Christianity is not only about believing the right things or living the right way, but about having the Father, Son and Holy Spirit dwelling in us as we live in them. We are nurtured by a life-giving relationship with Christ, and the fruit of this is love. This experience of Christ, a spiritual awakening as it were, doesn’t necessarily lead to great signs and wonders, but to a life that imitates Christ’s.

We remain in Christ by learning about him: through reading the Bible and other books, and by prayer: talking and listening to God. It is not about much doing and acting, not about the deeds that we do, these things are easy, but it’s about stopping, listening, abiding with Jesus, realizing God’s presence. This is what it means to live in Christ, to make God our home, our house, the place we live and move and have our being. He is the air we breathe.

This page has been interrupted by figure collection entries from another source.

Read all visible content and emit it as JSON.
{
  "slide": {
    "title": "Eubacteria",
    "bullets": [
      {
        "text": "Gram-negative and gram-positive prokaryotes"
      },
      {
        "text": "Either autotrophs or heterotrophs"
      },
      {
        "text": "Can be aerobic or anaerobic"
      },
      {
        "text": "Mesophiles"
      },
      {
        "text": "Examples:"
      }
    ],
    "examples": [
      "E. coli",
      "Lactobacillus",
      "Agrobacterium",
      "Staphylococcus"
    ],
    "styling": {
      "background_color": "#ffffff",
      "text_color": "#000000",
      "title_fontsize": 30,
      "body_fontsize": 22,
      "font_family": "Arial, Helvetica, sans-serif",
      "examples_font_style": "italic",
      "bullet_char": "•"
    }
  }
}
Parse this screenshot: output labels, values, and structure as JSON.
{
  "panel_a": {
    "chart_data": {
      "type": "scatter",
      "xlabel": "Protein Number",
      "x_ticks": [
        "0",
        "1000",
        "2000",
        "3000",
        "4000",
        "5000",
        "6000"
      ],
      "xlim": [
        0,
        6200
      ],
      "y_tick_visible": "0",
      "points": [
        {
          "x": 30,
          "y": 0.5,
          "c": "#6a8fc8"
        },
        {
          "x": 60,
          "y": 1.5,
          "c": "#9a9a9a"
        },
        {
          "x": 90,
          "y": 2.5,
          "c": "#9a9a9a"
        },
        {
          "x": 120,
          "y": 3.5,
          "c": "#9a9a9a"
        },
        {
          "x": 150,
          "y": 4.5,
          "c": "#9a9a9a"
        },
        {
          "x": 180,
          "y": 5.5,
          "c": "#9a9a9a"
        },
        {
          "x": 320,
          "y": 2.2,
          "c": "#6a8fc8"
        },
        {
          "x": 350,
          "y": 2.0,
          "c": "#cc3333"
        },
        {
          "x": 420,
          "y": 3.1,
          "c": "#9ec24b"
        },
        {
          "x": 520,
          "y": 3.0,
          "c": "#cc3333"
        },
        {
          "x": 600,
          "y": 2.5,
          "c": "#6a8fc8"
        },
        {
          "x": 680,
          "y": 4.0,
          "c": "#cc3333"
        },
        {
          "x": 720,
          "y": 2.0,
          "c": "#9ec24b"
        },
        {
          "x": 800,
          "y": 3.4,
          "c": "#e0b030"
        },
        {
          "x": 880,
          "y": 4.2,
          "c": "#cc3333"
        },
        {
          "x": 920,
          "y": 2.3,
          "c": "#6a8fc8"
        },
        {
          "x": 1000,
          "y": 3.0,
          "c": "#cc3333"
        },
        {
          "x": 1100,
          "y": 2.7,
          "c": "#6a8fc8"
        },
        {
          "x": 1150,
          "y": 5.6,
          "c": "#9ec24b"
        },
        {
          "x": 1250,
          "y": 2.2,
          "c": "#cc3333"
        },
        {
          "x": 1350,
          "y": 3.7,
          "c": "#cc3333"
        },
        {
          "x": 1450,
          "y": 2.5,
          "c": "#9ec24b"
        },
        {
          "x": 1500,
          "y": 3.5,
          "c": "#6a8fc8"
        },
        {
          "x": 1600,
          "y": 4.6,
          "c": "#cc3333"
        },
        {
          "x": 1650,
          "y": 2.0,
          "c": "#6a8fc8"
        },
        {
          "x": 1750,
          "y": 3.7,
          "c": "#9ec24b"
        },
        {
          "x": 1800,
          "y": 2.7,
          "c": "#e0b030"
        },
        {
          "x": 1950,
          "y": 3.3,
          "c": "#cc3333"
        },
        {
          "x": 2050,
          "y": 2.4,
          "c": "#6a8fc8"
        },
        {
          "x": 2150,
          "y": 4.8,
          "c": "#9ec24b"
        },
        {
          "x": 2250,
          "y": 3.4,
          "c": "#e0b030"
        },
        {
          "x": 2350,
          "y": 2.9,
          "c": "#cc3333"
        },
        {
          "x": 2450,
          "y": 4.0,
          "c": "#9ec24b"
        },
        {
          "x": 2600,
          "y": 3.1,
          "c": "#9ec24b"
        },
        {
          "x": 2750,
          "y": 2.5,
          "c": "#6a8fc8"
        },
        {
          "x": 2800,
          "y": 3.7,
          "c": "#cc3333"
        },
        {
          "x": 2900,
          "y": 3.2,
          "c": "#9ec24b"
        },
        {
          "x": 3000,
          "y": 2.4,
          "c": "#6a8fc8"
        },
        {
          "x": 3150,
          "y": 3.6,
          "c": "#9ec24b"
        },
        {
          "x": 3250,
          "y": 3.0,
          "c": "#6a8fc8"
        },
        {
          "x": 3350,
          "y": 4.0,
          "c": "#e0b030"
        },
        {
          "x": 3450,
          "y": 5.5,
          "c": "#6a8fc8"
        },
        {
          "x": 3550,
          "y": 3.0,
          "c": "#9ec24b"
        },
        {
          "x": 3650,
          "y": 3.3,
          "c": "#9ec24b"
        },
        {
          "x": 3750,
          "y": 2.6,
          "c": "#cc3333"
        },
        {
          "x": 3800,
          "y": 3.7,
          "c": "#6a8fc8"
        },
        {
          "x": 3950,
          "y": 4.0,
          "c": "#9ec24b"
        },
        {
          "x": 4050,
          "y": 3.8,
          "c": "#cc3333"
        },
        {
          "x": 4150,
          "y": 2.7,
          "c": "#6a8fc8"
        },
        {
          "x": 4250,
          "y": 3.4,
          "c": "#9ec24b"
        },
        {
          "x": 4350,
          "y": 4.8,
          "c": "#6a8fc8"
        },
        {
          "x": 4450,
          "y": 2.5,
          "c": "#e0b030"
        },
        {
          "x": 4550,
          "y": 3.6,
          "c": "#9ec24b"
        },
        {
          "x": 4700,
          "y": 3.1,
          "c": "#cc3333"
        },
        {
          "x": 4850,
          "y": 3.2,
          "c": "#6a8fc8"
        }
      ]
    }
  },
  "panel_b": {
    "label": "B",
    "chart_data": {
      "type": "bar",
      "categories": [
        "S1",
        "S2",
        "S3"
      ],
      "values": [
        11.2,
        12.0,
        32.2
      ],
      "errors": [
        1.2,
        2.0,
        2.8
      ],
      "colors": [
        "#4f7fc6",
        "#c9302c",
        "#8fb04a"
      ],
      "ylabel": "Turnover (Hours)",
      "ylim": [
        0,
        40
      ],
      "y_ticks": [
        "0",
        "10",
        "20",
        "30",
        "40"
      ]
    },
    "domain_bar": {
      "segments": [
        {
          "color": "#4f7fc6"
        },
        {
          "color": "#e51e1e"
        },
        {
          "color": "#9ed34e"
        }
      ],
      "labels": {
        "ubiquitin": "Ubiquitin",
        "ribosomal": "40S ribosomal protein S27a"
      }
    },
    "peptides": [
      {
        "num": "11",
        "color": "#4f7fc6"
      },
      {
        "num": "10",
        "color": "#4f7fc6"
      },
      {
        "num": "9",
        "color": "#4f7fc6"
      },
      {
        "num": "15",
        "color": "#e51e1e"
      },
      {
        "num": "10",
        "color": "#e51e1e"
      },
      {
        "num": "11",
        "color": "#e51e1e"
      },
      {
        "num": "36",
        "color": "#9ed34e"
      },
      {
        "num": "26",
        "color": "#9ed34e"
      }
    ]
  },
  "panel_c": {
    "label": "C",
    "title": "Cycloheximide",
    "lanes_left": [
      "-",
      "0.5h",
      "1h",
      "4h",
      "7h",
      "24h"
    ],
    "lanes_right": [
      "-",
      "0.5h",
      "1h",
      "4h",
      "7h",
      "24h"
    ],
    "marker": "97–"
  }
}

The House of the Lord lacks for nothing. It is a place of abundance and beauty. In contrast to the parched places of our lives, it is a place of vibrant and nourishing green pastures. In contrast to the . . . noise of our daily lives and frazzled spirits, it is a place of deep, still waters, where silence carries us to the wellsprings of our faith. In contrast to the futile desperation of endless seeking after the latest thing, the newest, hippest, coolest whatever, when we are at home with God, we know that our cup is already filled to overflowing. God is our home. And the more we know that, really know that, and believe it in our heart of hearts, the more we will shift from anxiety to assurance, from fear to fullness, from getting to gratitude. And our prayer will become "Thank you."6 And we will bear much fruit.


1 http://www.30goodminutes.org/csec/sermon/farris_4708.htm

2 Whitacre, Rodney. The Gospel of John. P. 372

3 Ibid., 375.

4 Ibid., 377.

5 Burge, Gary. The NIV Application Commentary: John. P. 426.